Royal Mail has put a £500 million price tag on rescuing its battered reputation for on-time delivery, unveiling a five-year recovery plan that will see Saturday second-class post wound down from May and thousands of part-time posties asked to take on full-time hours.
The pledge marks the first substantive operational reset under Czech billionaire Daniel Kretinsky, whose EP Group completed its £3.5 billion take-private of parent group International Distributions Services last year, lifting Britain’s letters monopoly off the London Stock Exchange after more than a decade as a quoted company.
Under the blueprint, the 510-year-old postal operator will spend £100 million a year creating the equivalent of 3,000 full-time delivery roles, achieved largely by persuading roughly 6,000 part-timers to lift their average week to 35 hours. The company has secured trade union backing for the package, no small feat in a business that has weathered some of the most bruising industrial disputes in recent British corporate history.
The numbers behind the overhaul lay bare just how far standards have slipped. Against a regulatory benchmark of delivering 93 per cent of first-class mail the next day, Royal Mail is currently managing 77 per cent, leaving nearly one letter in four arriving late. Second-class performance is little better, with 91 per cent landing on doormats within three days against a target of 98.5 per cent.

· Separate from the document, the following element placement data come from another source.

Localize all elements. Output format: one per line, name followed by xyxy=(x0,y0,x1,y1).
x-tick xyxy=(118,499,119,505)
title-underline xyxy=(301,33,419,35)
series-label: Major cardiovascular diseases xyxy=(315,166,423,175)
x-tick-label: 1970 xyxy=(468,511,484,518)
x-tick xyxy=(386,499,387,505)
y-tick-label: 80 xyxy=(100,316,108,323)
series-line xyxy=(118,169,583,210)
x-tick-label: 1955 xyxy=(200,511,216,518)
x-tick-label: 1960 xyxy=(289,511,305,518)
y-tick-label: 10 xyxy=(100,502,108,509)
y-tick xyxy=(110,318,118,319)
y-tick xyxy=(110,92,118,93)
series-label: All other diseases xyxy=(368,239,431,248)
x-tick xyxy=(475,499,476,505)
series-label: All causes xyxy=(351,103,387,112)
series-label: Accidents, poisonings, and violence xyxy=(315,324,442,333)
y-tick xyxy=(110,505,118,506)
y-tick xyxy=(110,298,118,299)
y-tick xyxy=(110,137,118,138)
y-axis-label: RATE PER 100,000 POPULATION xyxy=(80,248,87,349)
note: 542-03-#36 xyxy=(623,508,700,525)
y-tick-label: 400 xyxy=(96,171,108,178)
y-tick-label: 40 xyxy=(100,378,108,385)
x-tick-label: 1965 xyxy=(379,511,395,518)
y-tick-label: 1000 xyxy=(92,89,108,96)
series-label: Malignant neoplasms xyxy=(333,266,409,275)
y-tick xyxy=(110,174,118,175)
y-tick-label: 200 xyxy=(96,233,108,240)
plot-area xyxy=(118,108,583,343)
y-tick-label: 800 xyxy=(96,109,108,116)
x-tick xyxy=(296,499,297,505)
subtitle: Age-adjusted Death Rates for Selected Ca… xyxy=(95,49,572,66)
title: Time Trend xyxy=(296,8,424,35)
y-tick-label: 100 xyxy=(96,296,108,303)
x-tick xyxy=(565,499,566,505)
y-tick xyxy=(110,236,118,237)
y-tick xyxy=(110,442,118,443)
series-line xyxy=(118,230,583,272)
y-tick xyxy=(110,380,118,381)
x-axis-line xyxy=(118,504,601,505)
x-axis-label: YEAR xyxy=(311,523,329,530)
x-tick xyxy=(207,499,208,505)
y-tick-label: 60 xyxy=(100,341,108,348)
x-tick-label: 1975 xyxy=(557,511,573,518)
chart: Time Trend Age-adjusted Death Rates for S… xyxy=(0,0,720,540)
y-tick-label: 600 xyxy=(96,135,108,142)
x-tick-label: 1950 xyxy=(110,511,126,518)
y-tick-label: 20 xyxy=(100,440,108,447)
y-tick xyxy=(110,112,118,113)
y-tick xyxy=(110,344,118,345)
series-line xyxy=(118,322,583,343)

Ofcom has already softened the rulebook in the wake of the Kretinsky takeover, easing the universal service obligation to permit non-first-class items to be delivered on alternate days and trimming the regulatory targets to 90 per cent for next-day first-class and 95 per cent for three-day second-class. Royal Mail says it will hit those revised thresholds within twelve months of the new regime bedding in.